President Trump is being criticized for hoping the great quarantine can end by Easter. People are saying lives are more important than money. It is true that lives are more important than money. But this criticism shows a lack of understanding about economics. The question of when to end the quarantine is really a question of lives versus lives; what kind of a risk of death and suffering we would rather face.
The United States has been blessed with a high standard of living and a low death rate compared to most nations in the world. We have so much wealth that even the poor in the USA are better off than the middle class of many other nations. This wealth is not an accident. It is here because Americans are more productive. We use our God given minds, time, and resources to produce more goods and services per person than most other countries in the history of the mankind. More goods and services don’t just mean a more comfortable life: they mean no one needs to starve to death in the USA; they mean more healthy and nourishing food is available; they mean medical services unavailable in much of the world are available to even the poor in America; they mean we can travel to get medical help; they mean we can travel to help others in need; they mean we can access emergency first aid services; they mean we have more access to friendship, relatives, neighbors, and opportunities to exchange the love and social interaction humans need to thrive. All these blessings mean people who would otherwise die earlier will live longer. And the longer the quarantine continues, the less of them we will have.

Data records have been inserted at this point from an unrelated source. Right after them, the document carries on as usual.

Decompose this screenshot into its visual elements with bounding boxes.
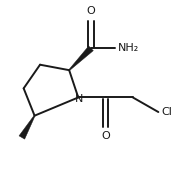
Polygon shape xyxy=(69,46,93,70)
Text: O: O xyxy=(87,6,95,17)
Text: Cl: Cl xyxy=(161,107,172,117)
Polygon shape xyxy=(19,115,35,139)
Text: NH₂: NH₂ xyxy=(117,43,139,53)
Text: N: N xyxy=(75,94,83,104)
Text: O: O xyxy=(101,131,110,141)
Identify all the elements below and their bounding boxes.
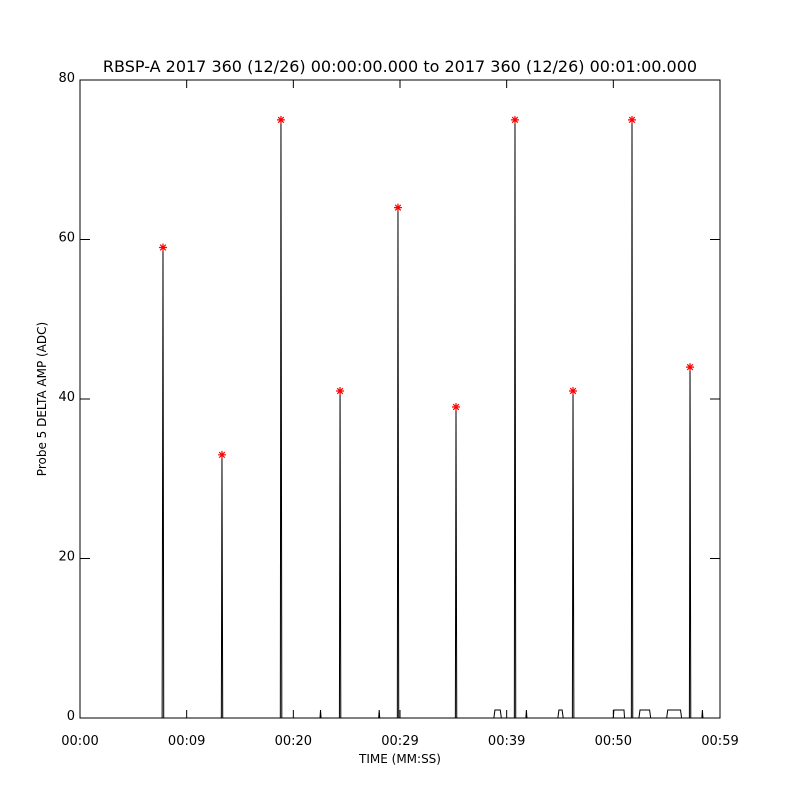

Fewer resources do not just mean a lower standard of living. In practice they mean more people die sooner. Lonely people lose their will to live or have no one to be sure they are taking their medication. People in remote areas die because they cannot get to medical care in the city soon enough. The quality of diets decline, and more people die of ailments sooner because they lack proper nutrition. Less sanitation is available, and more contamination occurs. With less abundance, there is less charity available to the poor.
As resources diminish, socialists in America will claim the solution is more government control and rationing of every aspect of life. If they get their way, we will have even fewer goods and services. Central planning is inferior to the market in making allocating resources, so misallocations occur more often, resulting in shortages of desired goods and services and surpluses of what no one wants. Incentives to produce are reduced, sometimes savings and production are even penalized, so productivity declines. More government regulation means more obstacles to the efficient production of goods and serves and the free flow of people and material, so more declines in production occur. Socialists always try to overcome diminished resources and to punish the wealthy by inflating currency. This in turn makes the elderly (who live on savings) poorer. When people resist these results, powerful governments use force to suppress decent. In the end, socialism kills indirectly as well as directly.
At present, it may well be that the medical benefits of the quarantine outweigh the cost in human lives. But make no mistake, keeping the economy in lock down will have its own cost in human lives. At some point that cost will be greater than letting the virus run its natural course. In a fallen world it is never a question of if we will die, it is always a question of when and how.